Author:Melinda Hinkson (Deakin University)
Paper short abstract:
This paper draws on recent work in anthropology and art theory to consider time as a social institution that frames engagements with images. Through cross-cultural examples, it explores the relationship between the fleeting images of modernity and identity making.
Paper long abstract:
This paper draws on recent work produced at the interface between anthropology and art theory to consider the significance of time as a social institution that frames engagements with images. A central concern of the paper is to tease out what has been identified as a key characteristic of late modernity: the idea that as fleeting digital images have become a dominant source of symbolic material through which we engage with each other and the world around us, a distinctive form of personhood has emerged. Drawing on cross-cultural materials I will explore some of the ways in which time structures the production and reception of different kinds of images in different contexts, producing what might be identified as distinctive cultures of looking and visuality. John Thompson's notion of mediated intimacy will be mobilised to ask what role might a more sustained visual engagement play in a society that places a great deal of value on new, instantly accessible, and changing images.

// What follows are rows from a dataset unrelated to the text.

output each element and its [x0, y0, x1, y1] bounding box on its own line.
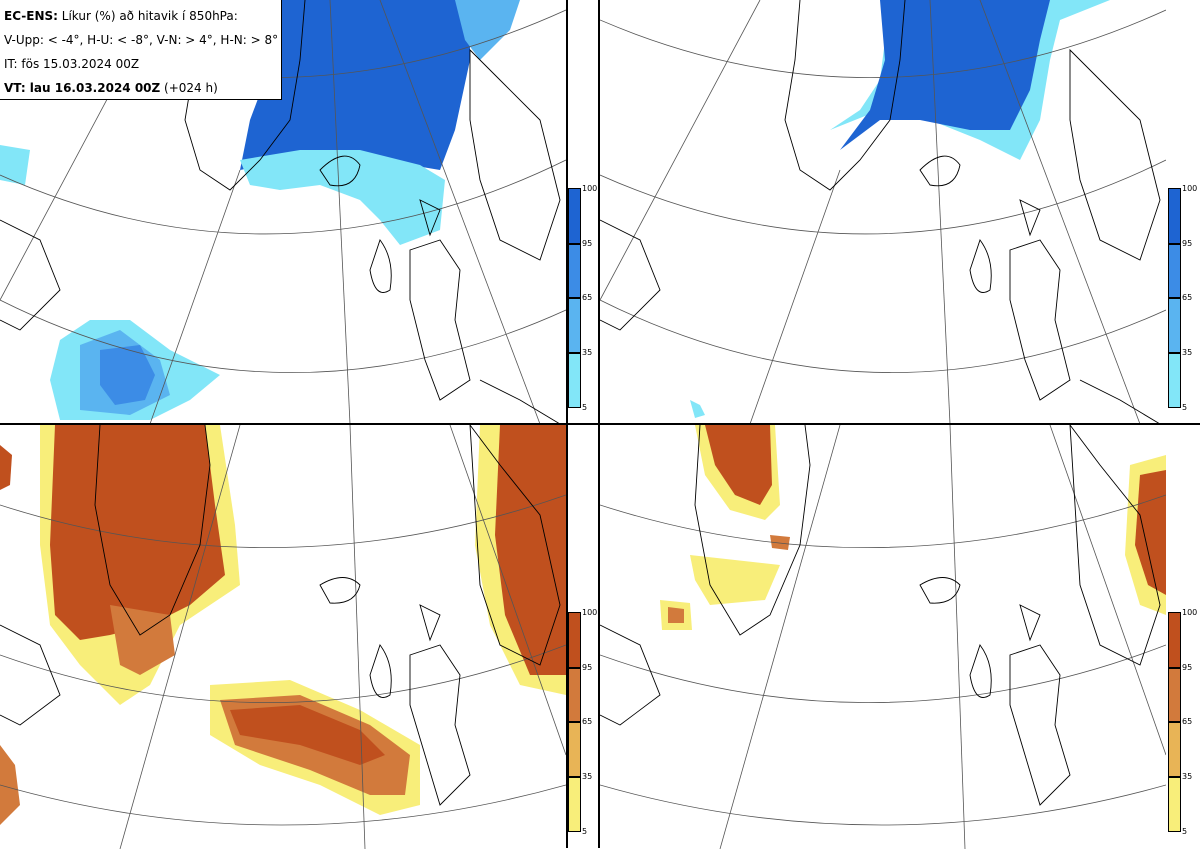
cold-area-high-prob	[840, 0, 1050, 150]
colorbar-tick-65: 65	[582, 293, 593, 302]
legend-line-init-time: IT: fös 15.03.2024 00Z	[4, 57, 140, 71]
warm-seg-5-35	[1168, 777, 1181, 832]
warm-area-patch-a	[770, 535, 790, 550]
legend-valid-time-label: VT: lau 16.03.2024 00Z	[4, 81, 161, 95]
warm-area-east-high	[495, 425, 566, 675]
warm-seg-35-65	[568, 722, 581, 777]
colorbar-tick-100: 100	[582, 608, 598, 617]
map-bottom-right	[600, 425, 1166, 849]
warm-area-patch-c-mid	[668, 607, 684, 623]
cold-area-sw-high	[100, 345, 155, 405]
colorbar-tick-100: 100	[1182, 608, 1198, 617]
colorbar-tick-95: 95	[582, 239, 593, 248]
cold-seg-95-100	[568, 188, 581, 244]
cold-seg-95-100	[1168, 188, 1181, 244]
coastlines	[600, 0, 1161, 424]
colorbar-tick-95: 95	[582, 663, 593, 672]
cold-seg-5-35	[1168, 353, 1181, 408]
warm-seg-95-100	[1168, 612, 1181, 668]
legend-line-thresholds: V-Upp: < -4°, H-U: < -8°, V-N: > 4°, H-N…	[4, 33, 279, 47]
legend-lead-time: (+024 h)	[164, 81, 218, 95]
legend-info-box: EC-ENS: Líkur (%) að hitavik í 850hPa: V…	[0, 0, 282, 100]
coastlines	[600, 425, 1161, 806]
colorbar-tick-5: 5	[582, 403, 588, 412]
warm-area-west-edge	[0, 445, 12, 490]
colorbar-tick-95: 95	[1182, 239, 1193, 248]
warm-seg-65-95	[1168, 668, 1181, 722]
colorbar-bottom-left: 100 95 65 35 5	[568, 424, 598, 848]
warm-seg-95-100	[568, 612, 581, 668]
legend-line-model: EC-ENS: Líkur (%) að hitavik í 850hPa:	[4, 4, 277, 28]
colorbar-top-right: 100 95 65 35 5	[1168, 0, 1198, 424]
warm-area-patch-b	[690, 555, 780, 605]
map-bottom-left	[0, 425, 566, 849]
colorbar-tick-35: 35	[582, 772, 593, 781]
warm-band-high	[230, 705, 385, 765]
warm-area-sw-edge	[0, 745, 20, 825]
cold-area-mid-prob	[240, 150, 445, 245]
colorbar-tick-65: 65	[1182, 717, 1193, 726]
coastlines	[0, 425, 561, 806]
legend-line-valid-time: VT: lau 16.03.2024 00Z (+024 h)	[4, 76, 277, 100]
cold-seg-35-65	[1168, 298, 1181, 353]
cold-seg-65-95	[568, 244, 581, 298]
graticule	[0, 425, 566, 849]
legend-description: Líkur (%) að hitavik í 850hPa:	[61, 9, 238, 23]
warm-area-north-high	[705, 425, 772, 505]
colorbar-tick-35: 35	[1182, 348, 1193, 357]
colorbar-tick-5: 5	[1182, 403, 1188, 412]
map-panel-top-right	[600, 0, 1166, 424]
legend-model-label: EC-ENS:	[4, 9, 58, 23]
map-top-left	[0, 0, 566, 424]
colorbar-tick-95: 95	[1182, 663, 1193, 672]
cold-area-high-prob	[240, 0, 470, 170]
graticule	[600, 425, 1166, 849]
warm-seg-35-65	[1168, 722, 1181, 777]
colorbar-tick-100: 100	[582, 184, 598, 193]
warm-seg-65-95	[568, 668, 581, 722]
colorbar-tick-35: 35	[1182, 772, 1193, 781]
cold-area-ne	[455, 0, 520, 60]
colorbar-tick-100: 100	[1182, 184, 1198, 193]
colorbar-tick-35: 35	[582, 348, 593, 357]
warm-area-east-high	[1135, 470, 1166, 595]
map-panel-bottom-left	[0, 425, 566, 849]
panel-separator-horizontal	[0, 423, 1200, 425]
graticule	[600, 0, 1166, 424]
warm-area-high-prob	[50, 425, 225, 640]
cold-seg-35-65	[568, 298, 581, 353]
colorbar-tick-5: 5	[1182, 827, 1188, 836]
cold-seg-65-95	[1168, 244, 1181, 298]
colorbar-tick-5: 5	[582, 827, 588, 836]
colorbar-top-left: 100 95 65 35 5	[568, 0, 598, 424]
cold-area-w	[0, 145, 30, 185]
map-top-right	[600, 0, 1166, 424]
colorbar-tick-65: 65	[582, 717, 593, 726]
colorbar-bottom-right: 100 95 65 35 5	[1168, 424, 1198, 848]
cold-seg-5-35	[568, 353, 581, 408]
cold-area-patch	[690, 400, 705, 418]
warm-seg-5-35	[568, 777, 581, 832]
map-panel-bottom-right	[600, 425, 1166, 849]
map-panel-top-left	[0, 0, 566, 424]
colorbar-tick-65: 65	[1182, 293, 1193, 302]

To echo a question posed by Paul Virilio, 'in an age when our view of the world has become not so much objective as tele-objective, how can we persist in being?' Does our digital appropriation of qualitatively different kinds of images reflect something more broadly about our engagements with each other and the world around us? How does this compare with Australian Aboriginal ways of apprehending images? What can anthropology contribute to the understanding of such circumstances?